The Burlington City Council was scheduled this week to consider Miranda’s request for her four ducks.
But then her mother, Shantel Umnus, notified the city that Miranda had decided to give the ducks to a friend. The mother wrote that she and her family “don’t want to upset our new neighbors.”
Miranda’s friend lives on a farm, her mother wrote, and Miranda can visit the ducks whenever she wants.
“We had a long talk,” Umnus added. “After much back and forth, she has agreed to let them go.”
Shantel Umnus and her husband, Jimmie Umnus, both declined to comment.

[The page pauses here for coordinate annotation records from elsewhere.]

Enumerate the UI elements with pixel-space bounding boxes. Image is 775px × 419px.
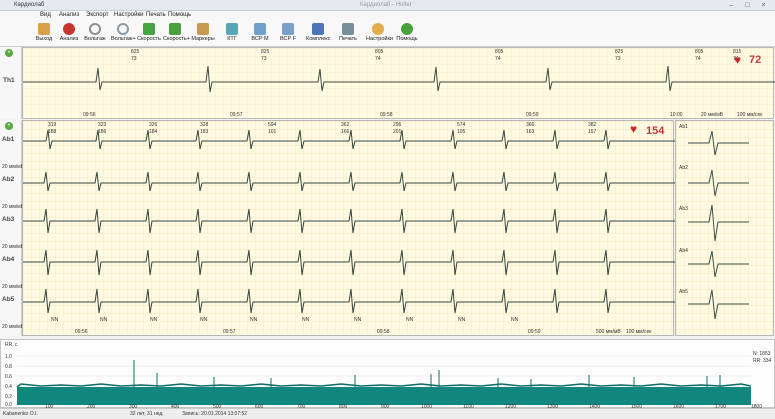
- menu-analysis[interactable]: Анализ: [59, 12, 80, 18]
- zoom-in-icon: [117, 23, 129, 35]
- speed-plus-icon: [169, 23, 181, 35]
- main-ecg-panel: 319 188 323 186 326 184 328 183 594 101 …: [22, 120, 675, 337]
- title-bar: Кардиолаб Кардиолаб - Holter – □ ×: [0, 0, 775, 11]
- rr-trend-plot: [16, 355, 752, 405]
- speed-plus-button[interactable]: Скорость+: [163, 22, 190, 46]
- top-lead-label: Th1: [3, 77, 15, 84]
- print-button[interactable]: Печать: [336, 22, 360, 46]
- patient-age: 32 лет, 31 нед.: [130, 411, 164, 417]
- chart-icon: [226, 23, 238, 35]
- toolbar: Выход Анализ Вольтаж Вольтаж+ Скорость С…: [0, 21, 775, 47]
- cross-icon: [197, 23, 209, 35]
- top-heart-rate: 72: [749, 54, 762, 66]
- menu-settings[interactable]: Настройки: [114, 12, 144, 18]
- record-date: Запись: 20.01.2014 13:07:52: [182, 411, 248, 417]
- ktg-button[interactable]: КТГ: [220, 22, 244, 46]
- menu-bar: Вид Анализ Экспорт Настройки Печать Помо…: [0, 11, 775, 21]
- main-left-column: [0, 120, 22, 336]
- lead-ab1-label: Ab1: [2, 136, 15, 143]
- lead-ab4-label: Ab4: [2, 256, 15, 263]
- heart-icon: [63, 23, 75, 35]
- analysis-button[interactable]: Анализ: [57, 22, 81, 46]
- help-button[interactable]: Помощь: [395, 22, 419, 46]
- voltage-plus-button[interactable]: Вольтаж+: [111, 22, 136, 46]
- top-ecg-grid: [23, 48, 775, 120]
- close-button[interactable]: ×: [761, 2, 766, 9]
- status-bar: Kabanenko O.I. 32 лет, 31 нед. Запись: 2…: [0, 408, 775, 419]
- complex-icon: [312, 23, 324, 35]
- patient-name: Kabanenko O.I.: [3, 411, 38, 417]
- menu-export[interactable]: Экспорт: [86, 12, 109, 18]
- main-ecg-grid: [23, 121, 675, 337]
- minimize-button[interactable]: –: [729, 2, 734, 9]
- voltage-button[interactable]: Вольтаж: [83, 22, 107, 46]
- window-subtitle: Кардиолаб - Holter: [360, 2, 412, 8]
- main-heart-icon: ♥: [630, 122, 638, 136]
- menu-view[interactable]: Вид: [40, 12, 51, 18]
- search-icon: [89, 23, 101, 35]
- menu-help[interactable]: Помощь: [168, 12, 192, 18]
- speed-button[interactable]: Скорость: [137, 22, 161, 46]
- side-ecg-grid: [676, 121, 775, 337]
- vsr-m-button[interactable]: ВСР М: [248, 22, 272, 46]
- app-title: Кардиолаб: [14, 2, 45, 8]
- lead-ab3-label: Ab3: [2, 216, 15, 223]
- complex-button[interactable]: Комплекс: [306, 22, 331, 46]
- exit-button[interactable]: Выход: [32, 22, 56, 46]
- side-ecg-panel: Ab1 Ab2 Ab3 Ab4 Ab5: [675, 120, 775, 337]
- settings-button[interactable]: Настройки: [366, 22, 393, 46]
- menu-print[interactable]: Печать: [146, 12, 166, 18]
- print-icon: [342, 23, 354, 35]
- monitor-icon: [254, 23, 266, 35]
- markers-button[interactable]: Маркеры: [191, 22, 215, 46]
- maximize-button[interactable]: □: [745, 2, 750, 9]
- top-heart-icon: ♥: [734, 53, 742, 67]
- top-ecg-panel: 825 73 825 73 805 74 805 74 825 73 805 7…: [22, 47, 775, 120]
- vsr-f-button[interactable]: ВСР F: [276, 22, 300, 46]
- help-icon: [401, 23, 413, 35]
- speed-icon: [143, 23, 155, 35]
- top-left-column: [0, 47, 22, 119]
- settings-icon: [372, 23, 384, 35]
- exit-icon: [38, 23, 50, 35]
- main-panel-toggle-button[interactable]: +: [5, 122, 13, 130]
- rr-trend-panel: RR, c 1.0 0.8 0.6 0.4 0.2 0.0 100 200 30…: [0, 339, 775, 410]
- main-heart-rate: 154: [646, 125, 665, 137]
- lead-ab2-label: Ab2: [2, 176, 15, 183]
- lead-ab5-label: Ab5: [2, 296, 15, 303]
- monitor-f-icon: [282, 23, 294, 35]
- top-panel-toggle-button[interactable]: +: [5, 49, 13, 57]
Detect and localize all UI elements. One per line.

Burlington and other communities in recent years have been under pressure from rural-minded residents to loosen restrictions on farm animals, particularly chickens.
But such efforts have had mixed results, as other residents worry about the noise and mess that could come from permitting livestock in an urban setting.
In her request to Burlington city officials, Miranda wrote that she was active in FFA and that she intended to enter her ducks in FFA competitions.
She also offered assurances that the ducks would be quieter than many dogs. And with a fenced-in yard at the family’s new home on Garfield Street, she promised, the ducks would present no problems.
“If you’re worried they will bother neighbors, please don’t worry, because they won’t,” she wrote. “If you allow me to keep my ducks, I will be forever happy.”